Sort of like Gogglebox – but for readers – Lucy Mangan’s Bookworm is a memoir of childhood reading, from The Very Hungry Caterpillar right through to Sweet Valley High and Judy Blume.
A card-carrying bookworm, Mangan is the owner of 10,000 unattractive books (she was once interviewed by a bookcollecting magazine about it – they were perplexed that she didn’t collect ‘beautiful’ editions). For Mangan, it’s all about the stories:
For the true bookworm, life doesn’t really begin until you get hold of your first book.
My own mother tells me that her life changed when I learned how to read. By which I infer that I finally left her the hell alone for five minutes at a time.
As a fellow bookworm, I made so many notes while reading this I could fill my own novella. I spent half the book internally shouting ‘YES!’. Like this passage:
Remember hiding a book on your lap to get yourself through breakfast? Remember getting hit on the head by footballs in the playground because a game had sprung up around you while you were off in Cair Paravel?
I very clearly remember spending an entire – wonderful – day in front of the gas heater when I was 16, reading David Copperfield. It didn’t quite fit with my school-time persona – the one with the long, bottle blonde hair, dating the tall musician from an outer suburban boys’ school – but we bookworms often learn to fit into the social strata eventually. It doesn’t mean we stop reading.
On being a bookworm & parenting small children…
My youngest child recently started school and I’m delighting in watching him learn how to read. This is the kid who takes books to bed like other kids take teddies but who, for some reason, has resisted all my offers of reading tuition over the years. Sometimes his taste in books baffles me. On this, Mangan laments:
My own child won’t give [In the Night Kitchen] the time of day. But I read it to him every month or so regardless. Not only is it a Caldecott book, it’s Mummy’s favourite. He should like it. And by God, we will continue until he does.
For my own children, There’s a Hippopotamus on our Roof Eating Cake is my torture weapon of choice.

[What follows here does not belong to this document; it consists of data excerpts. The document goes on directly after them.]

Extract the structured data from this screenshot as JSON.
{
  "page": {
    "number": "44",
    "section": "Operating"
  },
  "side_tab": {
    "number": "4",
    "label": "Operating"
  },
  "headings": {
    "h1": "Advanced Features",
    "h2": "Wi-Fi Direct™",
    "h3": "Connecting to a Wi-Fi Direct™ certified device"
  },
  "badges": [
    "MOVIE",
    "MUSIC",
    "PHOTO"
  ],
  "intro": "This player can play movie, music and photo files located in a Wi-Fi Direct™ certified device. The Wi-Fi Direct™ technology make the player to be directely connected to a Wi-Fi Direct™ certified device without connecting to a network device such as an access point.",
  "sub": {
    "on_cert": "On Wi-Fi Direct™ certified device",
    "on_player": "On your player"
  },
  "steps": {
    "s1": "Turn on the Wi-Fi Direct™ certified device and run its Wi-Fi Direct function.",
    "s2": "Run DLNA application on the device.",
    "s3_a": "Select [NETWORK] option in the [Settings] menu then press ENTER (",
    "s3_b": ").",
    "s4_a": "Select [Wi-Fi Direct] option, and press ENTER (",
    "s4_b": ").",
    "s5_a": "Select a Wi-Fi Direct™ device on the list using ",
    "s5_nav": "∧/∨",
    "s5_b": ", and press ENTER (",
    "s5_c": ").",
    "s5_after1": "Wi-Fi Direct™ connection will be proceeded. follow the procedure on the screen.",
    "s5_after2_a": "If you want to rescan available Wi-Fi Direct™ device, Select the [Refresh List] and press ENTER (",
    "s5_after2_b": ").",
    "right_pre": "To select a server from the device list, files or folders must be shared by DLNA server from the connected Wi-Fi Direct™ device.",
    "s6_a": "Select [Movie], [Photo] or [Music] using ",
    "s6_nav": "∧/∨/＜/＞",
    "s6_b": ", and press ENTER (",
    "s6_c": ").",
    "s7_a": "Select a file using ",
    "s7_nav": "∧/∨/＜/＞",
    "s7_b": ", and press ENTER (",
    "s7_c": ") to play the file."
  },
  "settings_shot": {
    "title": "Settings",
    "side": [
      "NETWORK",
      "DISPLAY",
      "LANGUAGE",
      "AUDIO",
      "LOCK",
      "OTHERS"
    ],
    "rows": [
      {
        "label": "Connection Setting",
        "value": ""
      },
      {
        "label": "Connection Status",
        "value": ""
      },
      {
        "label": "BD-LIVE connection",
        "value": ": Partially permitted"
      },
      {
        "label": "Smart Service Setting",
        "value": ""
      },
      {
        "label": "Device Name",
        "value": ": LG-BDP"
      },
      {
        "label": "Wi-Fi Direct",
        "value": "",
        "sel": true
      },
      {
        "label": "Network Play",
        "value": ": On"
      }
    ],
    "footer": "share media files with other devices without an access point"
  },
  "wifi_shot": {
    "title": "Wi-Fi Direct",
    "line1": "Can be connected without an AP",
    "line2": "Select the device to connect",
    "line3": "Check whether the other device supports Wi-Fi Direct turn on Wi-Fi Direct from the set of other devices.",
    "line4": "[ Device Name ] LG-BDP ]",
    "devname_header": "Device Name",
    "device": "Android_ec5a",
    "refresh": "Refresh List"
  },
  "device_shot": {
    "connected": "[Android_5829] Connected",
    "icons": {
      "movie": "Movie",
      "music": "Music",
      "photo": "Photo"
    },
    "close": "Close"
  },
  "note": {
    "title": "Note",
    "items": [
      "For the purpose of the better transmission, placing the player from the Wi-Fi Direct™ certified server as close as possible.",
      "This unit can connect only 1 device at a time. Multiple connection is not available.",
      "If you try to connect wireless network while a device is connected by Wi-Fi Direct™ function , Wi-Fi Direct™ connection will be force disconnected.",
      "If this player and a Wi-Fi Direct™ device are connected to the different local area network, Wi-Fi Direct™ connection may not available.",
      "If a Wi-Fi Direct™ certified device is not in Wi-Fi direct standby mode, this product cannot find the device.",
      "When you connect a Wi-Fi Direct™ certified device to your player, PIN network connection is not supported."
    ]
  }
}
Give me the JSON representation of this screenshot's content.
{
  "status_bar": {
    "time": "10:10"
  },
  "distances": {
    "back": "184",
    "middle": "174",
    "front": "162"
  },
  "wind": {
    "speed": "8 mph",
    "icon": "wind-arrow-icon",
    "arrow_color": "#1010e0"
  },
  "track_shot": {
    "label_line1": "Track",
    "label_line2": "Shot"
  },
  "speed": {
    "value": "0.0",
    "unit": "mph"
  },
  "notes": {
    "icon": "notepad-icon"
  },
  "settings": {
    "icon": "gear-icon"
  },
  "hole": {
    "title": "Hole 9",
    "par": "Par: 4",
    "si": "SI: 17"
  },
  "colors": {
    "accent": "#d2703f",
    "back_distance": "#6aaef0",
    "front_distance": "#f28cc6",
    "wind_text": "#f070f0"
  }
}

Finding time to indulge your own reading addiction becomes incredibly difficult with young children. With two kids aged 5 and 7, I read snippets of books now between ‘Look at this, Mum!’ and ‘I’m hungry!’ and ‘He hit me!’ but it hasn’t stopped me from reading. When they were still in nappies, I read the entire Hunger Games trilogy on my phone while sitting in front of ABC Kids television. Mangan gets it:
I have great hopes for retirement but for the moment, as an adult of working age and a mother of a five-year-old, life is unfortunately too much with me to allow such gorgeous, uninterrupted stretches of immersion in a book.
AND she even understands the bookworm’s unique confusion on parenting a non-bookworm:
…he is nearly six at the time of writing… I literally don’t know what to do with him. By this age, I didn’t need parenting, just feeding and rotating every few hours on the sofa to prevent pressure sores. I am entirely adrift. Please send help.
Don’t read Bookworm if you’re not a bookworm… or if you loved Twilight
Don’t read Bookworm if you didn’t grow up with a book in your hand. Bookworm is like an introvert’s book club where you’re expected to have read at least a dozen books to join. For example, I’d never heard of (the apparently wildly famous and successful book) The Phantom Tollbooth, so I ended up skipping the whole section because none of it made a whole lot of sense to me.
The saddest part of the whole book was when Mangan completely destroyed the entire Twilight series for me. Although admittedly, it was probably about time somebody did…
Over the course of the book(s) Bella becomes more and more passive, training herself not to respond to his kisses (when she does respond, he draws away and berates her for endangering herself), gradually isolating herself from her friends and family in order to protect his secret, and generally learning to subordinate her every impulse and desire to the need not to upset Edward and his instincts. You don’t have to squint too hard to see dubious parallels between this and the real-life dynamic of abusive relationships.
Disclosure: I received a copy from the publisher for the purpose of review.